South Africa: Striking miners battle cops

striking miners at the Lonmin Mine
Adding to the killings that took place at the Collum mine in Zambia and the Suzuki factory in India,  a miners strike in South Africa has taken a violent turn.  The strike has been declared illegal and police battled striking miners yesterday and today at Lonmin's Maikana mine. According to reports there have been 10 deaths also attributed to battles between rival Unions, the National Union of Mineworkers (NUM) which is a member of COSATU, and what we understand to be a  more radical breakaway from the NUM, the Association of Mineworkers and Construction Union (AMCU). 

From what we can find out given out limited resources is that the AMCU takes a more hard line position with regards to relations with the bosses.

Lonmin is on eof the world's largest producers of platinum and has threatened to fire 3000 rock drill operators if what they claim is a wildcat is not ended.  "On Wednesday, scores of police backed by helicopters lined up opposite a crowd of around 2,500 miners who had taken up position on a rocky outcrop overlooking the mine." Reuters reported today and the mine owners have secured a court order to compel them to return to work today. "If we believe that this criminal activity is still continuing and that rock drill operators are still on this illegal strike we will have no option but to issue the ultimatum," Executive Vice President Barnard Mokwena told the press.

The turf war between the NUM and AMCU has been going on for some time and the world's largest platinum mine was closed for 6 weeks back in January this year due to battles between the two groups. In the present conflict, two policemen as well as workers have been killed.

What we do know is that the mine bosses have been negotiating with four unions that they recognize as legitimate representatives of the workers but have excuded AMCU which tends to suppoort what we have learned that AMCU is the more militant of the workers' groups which would be why the bosses are trying to isolate them. The four Unions in negotiations have distanced themselves from the clashes and, with our limited knowledge of the situation seem to have distanced themselves from the strike although we are not sure about that.

We have heard from South African contacts that there is currently a big struggle going on in COSATU as to whether or not to support Zuma for a second term. General Secretary Vavi is against it as is National Union of Metalworkers of South Africa who have elected a radical general secretary. . NUM however supports Zuma for a second term (as does the president of COSATU). Last week NUM publicly threatened to replace Vavi as general secretary at the COSATU Congress which is coming up next month unless he changed his position we have learned. The other COSATU unions support one side or the other, and some are divided. The Association is not part of that debate however as it is not in COSATU.

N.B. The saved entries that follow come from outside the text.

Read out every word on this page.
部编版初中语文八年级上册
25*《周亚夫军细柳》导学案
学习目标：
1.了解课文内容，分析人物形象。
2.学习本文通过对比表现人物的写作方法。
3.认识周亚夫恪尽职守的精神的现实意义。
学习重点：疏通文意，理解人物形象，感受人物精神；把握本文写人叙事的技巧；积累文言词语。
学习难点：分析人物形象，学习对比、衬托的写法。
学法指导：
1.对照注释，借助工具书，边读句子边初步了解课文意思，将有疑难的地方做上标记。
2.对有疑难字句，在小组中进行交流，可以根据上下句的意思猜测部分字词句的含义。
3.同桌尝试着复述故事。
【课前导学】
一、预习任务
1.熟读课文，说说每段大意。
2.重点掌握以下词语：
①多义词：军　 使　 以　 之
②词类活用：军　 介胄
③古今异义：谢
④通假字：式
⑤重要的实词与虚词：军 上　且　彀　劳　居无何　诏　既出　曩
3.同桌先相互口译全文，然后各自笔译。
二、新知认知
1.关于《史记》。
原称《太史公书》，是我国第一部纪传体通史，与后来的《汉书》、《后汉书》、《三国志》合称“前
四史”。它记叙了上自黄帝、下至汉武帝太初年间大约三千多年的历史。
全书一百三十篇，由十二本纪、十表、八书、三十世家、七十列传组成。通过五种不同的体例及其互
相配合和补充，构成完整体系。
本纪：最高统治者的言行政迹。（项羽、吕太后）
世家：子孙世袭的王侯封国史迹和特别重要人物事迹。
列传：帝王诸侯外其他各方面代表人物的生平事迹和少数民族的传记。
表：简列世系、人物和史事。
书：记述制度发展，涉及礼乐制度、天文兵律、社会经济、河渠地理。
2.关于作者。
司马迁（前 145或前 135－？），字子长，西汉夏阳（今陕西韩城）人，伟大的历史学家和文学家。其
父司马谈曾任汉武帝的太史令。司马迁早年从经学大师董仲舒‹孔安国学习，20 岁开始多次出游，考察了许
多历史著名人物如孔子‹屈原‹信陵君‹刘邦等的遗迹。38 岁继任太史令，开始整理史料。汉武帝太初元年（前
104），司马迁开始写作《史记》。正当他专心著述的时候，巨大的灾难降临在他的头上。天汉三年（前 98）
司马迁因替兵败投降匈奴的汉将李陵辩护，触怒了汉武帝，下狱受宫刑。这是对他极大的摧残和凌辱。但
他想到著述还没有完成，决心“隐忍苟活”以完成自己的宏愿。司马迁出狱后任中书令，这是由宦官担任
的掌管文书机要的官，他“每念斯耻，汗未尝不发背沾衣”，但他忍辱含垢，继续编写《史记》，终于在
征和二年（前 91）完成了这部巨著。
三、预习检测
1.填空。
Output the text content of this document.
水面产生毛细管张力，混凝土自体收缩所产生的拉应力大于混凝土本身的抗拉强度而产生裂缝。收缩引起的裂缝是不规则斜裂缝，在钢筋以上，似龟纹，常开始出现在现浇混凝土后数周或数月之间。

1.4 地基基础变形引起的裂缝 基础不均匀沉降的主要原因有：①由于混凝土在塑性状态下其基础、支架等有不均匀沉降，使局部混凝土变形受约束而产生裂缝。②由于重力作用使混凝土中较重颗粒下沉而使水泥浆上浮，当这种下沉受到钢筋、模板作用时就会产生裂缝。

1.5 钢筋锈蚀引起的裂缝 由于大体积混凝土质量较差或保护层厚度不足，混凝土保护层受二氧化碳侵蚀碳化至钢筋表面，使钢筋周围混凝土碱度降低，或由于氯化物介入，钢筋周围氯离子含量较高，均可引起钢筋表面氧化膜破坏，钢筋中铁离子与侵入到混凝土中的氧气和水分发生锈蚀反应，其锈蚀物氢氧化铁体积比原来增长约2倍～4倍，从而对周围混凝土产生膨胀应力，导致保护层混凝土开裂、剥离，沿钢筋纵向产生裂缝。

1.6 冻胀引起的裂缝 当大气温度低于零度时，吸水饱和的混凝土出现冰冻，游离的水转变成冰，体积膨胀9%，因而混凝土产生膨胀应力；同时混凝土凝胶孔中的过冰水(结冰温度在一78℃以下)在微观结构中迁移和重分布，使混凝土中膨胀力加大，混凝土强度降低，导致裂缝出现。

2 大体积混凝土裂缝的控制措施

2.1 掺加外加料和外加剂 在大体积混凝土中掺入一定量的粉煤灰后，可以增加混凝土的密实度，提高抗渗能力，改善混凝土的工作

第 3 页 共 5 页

The violent clashes that are occurring more frequently in these dangerous  industries where the workers are most severely exploited are a sign of more to come as the global offensive of capital continues.  In these situations it is always workers that are accused of fomenting violence and we are always referred to as "the mob".  But, as we pointed out in the blog about the Zambian violence, history reveals very clearly where the violence originates.  Apart from that, the conditions that workers of the world, particularly the former colonial world, are forced to work in are violent conditions in themselves. Worker violence is almost always a response to bosses' violence inflicted in one way or another. It is not violence in the same way.